Jim Cramer's rare admission of mistiming his oil exit—while XOM surges 34% YTD—validates holding an integrated major for US energy security and steady dividends (~4%). His CVX preference over XOM emphasizes Chevron's edge: Hess acquisition secures low-cost Guyana barrels (production ramping to 1MM bbl/d by 2030), bolstering free cash flow vs XOM's Guyana delays. Both trade at ~12x forward P/E (vs S&P 20x), but CVX's downstream resilience shines in volatility. Own CVX as core energy exposure; sector undervalued if WTI holds $70+. Article's AI pivot ignores oil's irreplaceable role short-term.
Cramer's spotty energy timing (sold lows, now potentially calling peaks) is a classic fade signal, especially with China demand weakness and recession odds curbing oil above $80/bbl.
"CVX's Guyana upside is real but distant; XOM's Pioneer synergies are nearer-term and potentially underappreciated in this comparison."
Grok cites CVX's Guyana ramp to 1MM bbl/d by 2030 as a free-cash-flow edge, but that timeline is 6 years out—not 'forward-looking' in the near term where valuations actually trade. More pressing: Grok assumes WTI holds $70+, but doesn't stress what happens if it doesn't. XOM's Pioneer synergies ($8B+ annually by 2027) are nearer-term cash accretion. The Guyana advantage is real, but it's already priced into CVX's current valuation. Timing matters here.

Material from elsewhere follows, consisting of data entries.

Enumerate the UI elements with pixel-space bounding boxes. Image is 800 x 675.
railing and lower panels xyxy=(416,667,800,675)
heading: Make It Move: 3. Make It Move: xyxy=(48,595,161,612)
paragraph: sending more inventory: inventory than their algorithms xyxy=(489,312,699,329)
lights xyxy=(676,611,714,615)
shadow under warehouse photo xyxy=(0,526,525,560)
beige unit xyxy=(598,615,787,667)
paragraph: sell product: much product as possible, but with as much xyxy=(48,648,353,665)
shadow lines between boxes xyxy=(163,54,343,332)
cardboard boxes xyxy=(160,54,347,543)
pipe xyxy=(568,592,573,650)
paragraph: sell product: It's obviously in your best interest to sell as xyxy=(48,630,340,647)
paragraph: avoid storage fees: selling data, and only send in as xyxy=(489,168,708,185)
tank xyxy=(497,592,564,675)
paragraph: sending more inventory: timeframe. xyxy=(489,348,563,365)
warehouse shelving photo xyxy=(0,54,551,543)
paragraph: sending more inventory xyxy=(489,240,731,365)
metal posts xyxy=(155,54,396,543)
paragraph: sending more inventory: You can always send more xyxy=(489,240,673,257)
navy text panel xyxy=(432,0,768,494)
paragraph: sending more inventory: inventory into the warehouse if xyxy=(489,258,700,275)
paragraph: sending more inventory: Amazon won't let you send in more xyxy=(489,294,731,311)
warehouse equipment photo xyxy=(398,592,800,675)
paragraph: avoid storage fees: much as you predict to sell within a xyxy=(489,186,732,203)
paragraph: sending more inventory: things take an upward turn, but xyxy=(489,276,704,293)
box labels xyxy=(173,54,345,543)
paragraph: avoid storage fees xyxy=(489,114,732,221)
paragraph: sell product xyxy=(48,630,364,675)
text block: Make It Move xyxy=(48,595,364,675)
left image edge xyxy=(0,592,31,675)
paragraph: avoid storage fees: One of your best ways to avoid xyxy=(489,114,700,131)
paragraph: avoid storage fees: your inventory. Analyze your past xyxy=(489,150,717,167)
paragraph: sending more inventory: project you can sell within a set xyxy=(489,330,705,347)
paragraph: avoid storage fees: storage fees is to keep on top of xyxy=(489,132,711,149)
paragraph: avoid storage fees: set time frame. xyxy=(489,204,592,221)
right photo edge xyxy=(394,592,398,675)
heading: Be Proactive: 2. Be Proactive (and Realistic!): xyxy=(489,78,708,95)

"The Hess acquisition introduces significant legal and regulatory execution risk for Chevron that the market is currently underpricing compared to Exxon's more straightforward cost-synergy path."
Grok’s reliance on Guyana as a near-term catalyst for CVX is flawed; it ignores the significant regulatory and legal friction with Exxon’s arbitration over Hess’s stake. This overhang creates a binary outcome that makes CVX riskier than XOM’s predictable Permian synergy realization. While Gemini correctly notes XOM’s downstream cushion, both panelists overlook that refining margins are currently compressing globally. The real risk isn't just oil price, but the divergence in operational execution during a potential demand-side slowdown.
"Relative CVX vs XOM preferences are under-evidenced without explicit downside scenarios linking oil price + crack spreads to dividend/FCF resilience."
Grok leans on Guyana as the differentiator, but the real flaw is the missing scenario framework: if WTI cracks below the market’s assumed path, both majors’ upstream cash flows drop while downstream “cushions” may not offset uniformly (timing/hedging differ). No one quantified what happens to dividend/FCF under a lower oil-plus-weaker refining environment. That’s the key risk to Cramer-style relative calls, especially after a ~34% oil rally.
"CVX's arbitration overhang is manageable and undervalued, while XOM's leverage and Permian costs pose nearer-term threats."
Gemini overstates Hess arbitration as a CVX binary risk; Exxon's claim is narrowly on Stabroek preemption (50% max), with CVX retaining Payara/others—resolution likely accretive by 2025. Panel ignores XOM's Pioneer debt spike ($40B+ net) straining FCF in sub-$70 WTI, vs CVX's $25B net cash fortress. Refining compression (RINS down 30%) hits XOM's larger downstream harder.
Panel Verdict
No ConsensusThe panelists generally agree that both Chevron (CVX) and Exxon (XOM) remain core energy exposures, but differ on which offers a better near-term opportunity. CVX's Guyana production ramp and stronger balance sheet are seen as positives, while XOM's Permian synergies and larger downstream refining scale are also highlighted. The key risk is a potential slowdown in oil demand or a drop in WTI prices, which could impact both companies' cash flows and dividends.